Speaking to BBC Breakfast, Rachel Reeves said: “We are saying that you will need mandatory digital ID to be able to work in the UK. Now the difference is whether that has to be one piece of ID, a digital ID card, or whether it could be an e-visa or an e-passport, and we’re pretty relaxed about what form that takes.”
While officials have insisted the move was not a U-turn, but merely a tweak before a detailed consultation on how the system will function, it has been viewed as the latest in a series of policy changes, including on business rates and inheritance tax for farmers.
The former Labour home secretary Lord Blunkett criticised the decision to water down the digital IDs policy, saying a lack of strategic planning meant opponents were able to kill it off.
Blunkett said: “The original announcement was not followed by a narrative or supportive statement or any kind of strategic plan which involves other ministers or those who are committed to it actually making the case.”

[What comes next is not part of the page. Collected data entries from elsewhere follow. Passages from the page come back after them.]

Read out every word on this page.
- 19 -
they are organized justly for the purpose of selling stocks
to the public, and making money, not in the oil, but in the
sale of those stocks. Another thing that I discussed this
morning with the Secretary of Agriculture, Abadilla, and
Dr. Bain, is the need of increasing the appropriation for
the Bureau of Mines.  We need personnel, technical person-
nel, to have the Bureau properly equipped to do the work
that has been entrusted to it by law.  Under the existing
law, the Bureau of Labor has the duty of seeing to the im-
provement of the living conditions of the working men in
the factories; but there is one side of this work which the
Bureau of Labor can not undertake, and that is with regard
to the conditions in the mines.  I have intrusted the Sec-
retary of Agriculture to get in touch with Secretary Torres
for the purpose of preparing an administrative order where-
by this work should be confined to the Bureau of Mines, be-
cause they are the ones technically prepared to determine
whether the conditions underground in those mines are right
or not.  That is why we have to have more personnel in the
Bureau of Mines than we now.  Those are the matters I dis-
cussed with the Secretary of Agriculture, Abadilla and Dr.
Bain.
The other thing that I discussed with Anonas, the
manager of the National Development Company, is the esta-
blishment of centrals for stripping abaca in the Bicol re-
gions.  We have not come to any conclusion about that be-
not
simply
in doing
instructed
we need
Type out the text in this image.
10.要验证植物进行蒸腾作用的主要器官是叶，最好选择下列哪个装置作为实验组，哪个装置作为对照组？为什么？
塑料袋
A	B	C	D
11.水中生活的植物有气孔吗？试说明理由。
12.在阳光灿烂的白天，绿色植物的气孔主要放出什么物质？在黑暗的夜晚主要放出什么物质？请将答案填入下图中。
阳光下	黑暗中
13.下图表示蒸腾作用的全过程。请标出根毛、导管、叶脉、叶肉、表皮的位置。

“As a consequence, those who are opposed to the scheme for all kinds of nefarious or very different reasons, some of them inexplicable, were able to mobilise public opinion and get the online opposition to it up and running,” he told the Today programme on BBC Radio 4.
“Very sadly it’s an indication of failure not to be able to enunciate why this policy mattered, to be able to follow through with the detail of how it worked and then follow through with a plan.”
Reeves insisted that she did not think most people minded whether it was one piece of digital ID or a form of digital ID that can be verified. “But the point is, we’re trying to address a problem,” she said.
Put to her that continually backtracking on policy shakes the public’s and backbenchers’ confidence, Reeves said: “The key thing is where you’re trying to go. Our government, this government, our focus is on growing the economy and improving living standards for working people.”
When Keir Starmer announced the proposal for digital IDs by 2029 they were billed as voluntary, with the exception that they would be mandatory for people to show they were legally allowed to work.
This was portrayed by him as a primary benefit of the initiative. “Digital ID is an enormous opportunity for the UK,” the prime minister said at the time. “It will make it tougher to work illegally in this country, making our borders more secure.”
Members of the public will still be required to verify their ID digitally, by a process still to be finished, but this could involve existing documents such as a passport. The hope is that this would crack down on illegal working while avoiding the controversy of an in effect compulsory ID system.